The clever bit is the input. Most inpainting models take a binary mask: white means “paint over this,” black means “leave it alone.” VOID takes a quadmask — a grayscale map with four values. 0 marks the object to delete, 63 marks overlap regions, 127 marks zones that will be physically affected by the removal (the dominoes that should now stay standing, the water that should never have splashed), and 255 marks the background to protect. That single design choice turns inpainting from a pixel-filling task into a cause-and-effect reasoning task.
Under the hood it is a fine-tune of Alibaba’s CogVideoX-Fun-V1.5-5b-InP, a 5-billion-parameter 3D-transformer video model. Netflix trained it on two synthetic, physics-accurate datasets: HUMOTO (motion-capture human-object interactions re-simulated and rendered in Blender) and Google’s Kubric (object-collision scenes with ground-truth “counterfactual” videos showing what the scene looks like with an object never present). Because the training pairs are synthetic, the model gets a perfect before/after for every interaction — something you could never capture by hand.
There is a two-pass architecture, too. Pass 1 does the base removal. Pass 2 is optional and fixes “object morphing” — the warping artifacts that creep in over long clips — by re-initializing from optical-flow-warped latents of Pass 1. In a user study the team ran VOID against ProPainter, DiffuEraser, MiniMax-Remover, ROSE, Gen-Omnimatte and Runway, and it came out on top for temporal consistency.
Why You Should Care
If you do VFX, cleanup, or any kind of plate prep, this is the model that finally understands that the world reacts to the thing you are deleting. Rig removal, crew reflections in a car door, a stand-in actor casting a shadow on the hero — these are the jobs that eat roto hours, and VOID takes a real swing at all of them. It is also a quietly huge signal: Netflix shipping an open, Apache-2.0 production tool rather than locking it behind an internal pipeline is the kind of move that drags the whole industry forward.
For the ComfyUI crowd, the native integration means you can drop VOID into the same graph as your segmentation, upscaling, and color nodes — no separate environment, no glue scripts. Pair it with SAM3 to auto-generate the masks and you have a near-push-button removal workflow.
Try It / Follow Them
- Live demo (no install): the Hugging Face Space
- Weights: netflix/void-model on Hugging Face (Apache 2.0)

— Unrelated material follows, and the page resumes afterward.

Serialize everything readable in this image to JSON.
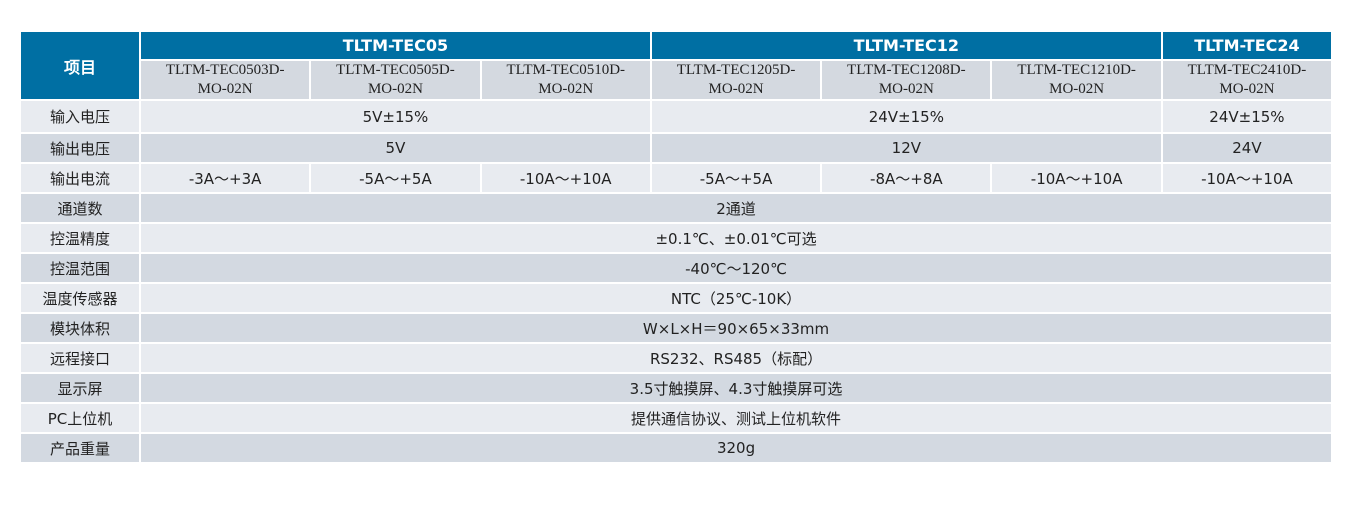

- Code: github.com/netflix/void-model
- ComfyUI: grab the model package and template from the Comfy-Org repos, or test it on Comfy Cloud
- Paper: VOID on arXiv · Project page: void-model.github.io
The catch: VOID wants 40 GB+ of VRAM (think A100). It runs at 384×672, up to 197 frames, BF16 with FP8 quantization. Local-first creators on a single consumer GPU will be leaning on the Hugging Face Space or Comfy Cloud for now — but the architecture is public, and quantized community builds are exactly the kind of thing that follows an open release.
IK3D Lab Take
The quadmask is the idea worth stealing here. By encoding consequence directly into the conditioning signal, Netflix sidestepped the usual approach of bolting a physics simulator onto a video model — they just taught the diffusion model what “affected region” means and let it generalize. That trick will show up far beyond object removal. For now, VOID is the most genuinely useful open video tool we have seen this month, and the 40 GB barrier is the only thing standing between it and your timeline. Watch the community quantizations — that wall comes down fast.